Railroads have opposed the pipelines, saying that they will suffer greatly and that the cost of shipping other commodities will go up if pipeline transport comes into being.
In the intense political debate over the two competing systems, Congress is considering legislation that would give pipeline operators eminent domain, the power to acquire rights of way despite railroad protestations. A spokesman for the Slurry Transport Association said legislation probably will be voted on in September.
Previously, pipelines have been blocked either by states worried about whether their water resources should be used to make slurry, or, pipeline supporters claim, by railroads which will not let pipelines acquire the right-of-way beneath the tracks.

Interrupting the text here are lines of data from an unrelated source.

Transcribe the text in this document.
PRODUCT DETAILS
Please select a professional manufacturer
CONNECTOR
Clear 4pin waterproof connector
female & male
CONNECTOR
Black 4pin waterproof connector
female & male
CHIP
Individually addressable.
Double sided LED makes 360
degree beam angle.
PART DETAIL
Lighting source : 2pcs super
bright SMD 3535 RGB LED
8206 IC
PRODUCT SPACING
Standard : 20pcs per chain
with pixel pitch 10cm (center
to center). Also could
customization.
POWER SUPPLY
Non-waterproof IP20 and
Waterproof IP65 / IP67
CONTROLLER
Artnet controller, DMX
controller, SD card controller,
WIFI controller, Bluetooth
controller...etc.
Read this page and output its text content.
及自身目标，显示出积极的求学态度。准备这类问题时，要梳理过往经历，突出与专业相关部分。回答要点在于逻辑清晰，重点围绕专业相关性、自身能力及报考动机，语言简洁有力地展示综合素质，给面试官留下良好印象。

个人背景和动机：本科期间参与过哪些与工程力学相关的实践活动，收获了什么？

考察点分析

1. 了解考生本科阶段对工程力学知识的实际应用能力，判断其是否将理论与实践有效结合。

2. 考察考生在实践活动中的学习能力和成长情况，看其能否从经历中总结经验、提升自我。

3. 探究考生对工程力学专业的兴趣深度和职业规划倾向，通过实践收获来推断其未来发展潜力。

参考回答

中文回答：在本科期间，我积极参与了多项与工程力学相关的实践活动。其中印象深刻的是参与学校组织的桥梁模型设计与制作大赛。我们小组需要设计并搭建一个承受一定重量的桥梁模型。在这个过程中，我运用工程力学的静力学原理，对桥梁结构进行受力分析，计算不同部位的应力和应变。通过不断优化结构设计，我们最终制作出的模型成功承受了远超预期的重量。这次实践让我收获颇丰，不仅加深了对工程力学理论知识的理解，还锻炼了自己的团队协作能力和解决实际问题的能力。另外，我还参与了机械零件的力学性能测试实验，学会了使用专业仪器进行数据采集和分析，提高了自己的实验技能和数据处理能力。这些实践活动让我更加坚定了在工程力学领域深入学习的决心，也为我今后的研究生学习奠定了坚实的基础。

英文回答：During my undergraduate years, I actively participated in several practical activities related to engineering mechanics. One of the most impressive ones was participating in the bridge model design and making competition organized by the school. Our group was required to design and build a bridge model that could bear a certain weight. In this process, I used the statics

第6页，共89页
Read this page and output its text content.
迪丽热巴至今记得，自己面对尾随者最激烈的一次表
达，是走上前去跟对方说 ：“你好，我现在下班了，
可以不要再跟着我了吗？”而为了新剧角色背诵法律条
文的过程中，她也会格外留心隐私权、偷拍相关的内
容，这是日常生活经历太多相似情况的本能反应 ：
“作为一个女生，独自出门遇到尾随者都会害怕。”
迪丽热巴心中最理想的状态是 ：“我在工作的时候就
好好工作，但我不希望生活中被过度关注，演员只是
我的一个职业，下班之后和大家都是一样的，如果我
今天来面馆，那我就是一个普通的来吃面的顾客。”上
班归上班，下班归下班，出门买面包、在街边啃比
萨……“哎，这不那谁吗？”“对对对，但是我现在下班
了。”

A staff member of the House water and power subcommittee said even though ETSI had been underbid, that still does not mean that the slurry-pipeline measures will fail in Congress.
The issue for proponents of the measures, he said, is whether maximum competition will hold in the coal-transportation field. What is important is giving pipeline operators the chance to compete, he said, adding it is less important whether railroads underbid pipeline operators as long as competition exists.
"We personally don't know how they could do it and make money," said Stuart Serkin, of the Slurry Transport Association, about the railroads' bid. "It makes you think if they're doing this to put ETSI out of business," he added.
A spokesman for Union Pacific, however, said his company will fully recover costs and make money from the bid it submitted to Arkansas Power & Light. He also denied a conscious attempt by Union Pacific to put ETSI out of business.
Jerry L. Maulden, president of Arkansas Power & Light, said his company has been a supporter of the slurry pipelines in the past and still believes they are a viable alternative.
Charles Steel, senior vice president of Arkansas Power & Light, said competition has increased for pipeline proponents since passage of the Staggers Act in 1980, the major rail deregulation legislation that permits many railroads to conclude specific-commodity contracts with utilities, at lower rates than before deregulation.
In addition, the projected costs of the slurry pipeline system have jumped three to four times from original estimations, he said.
The White Bluff and Independence power plants in Arkansas will require between 10 and 11 million tons of coal a year at full operation. At currently regulated coal transportation, that would represent a shipping bill of between $230 million and $250 million a year.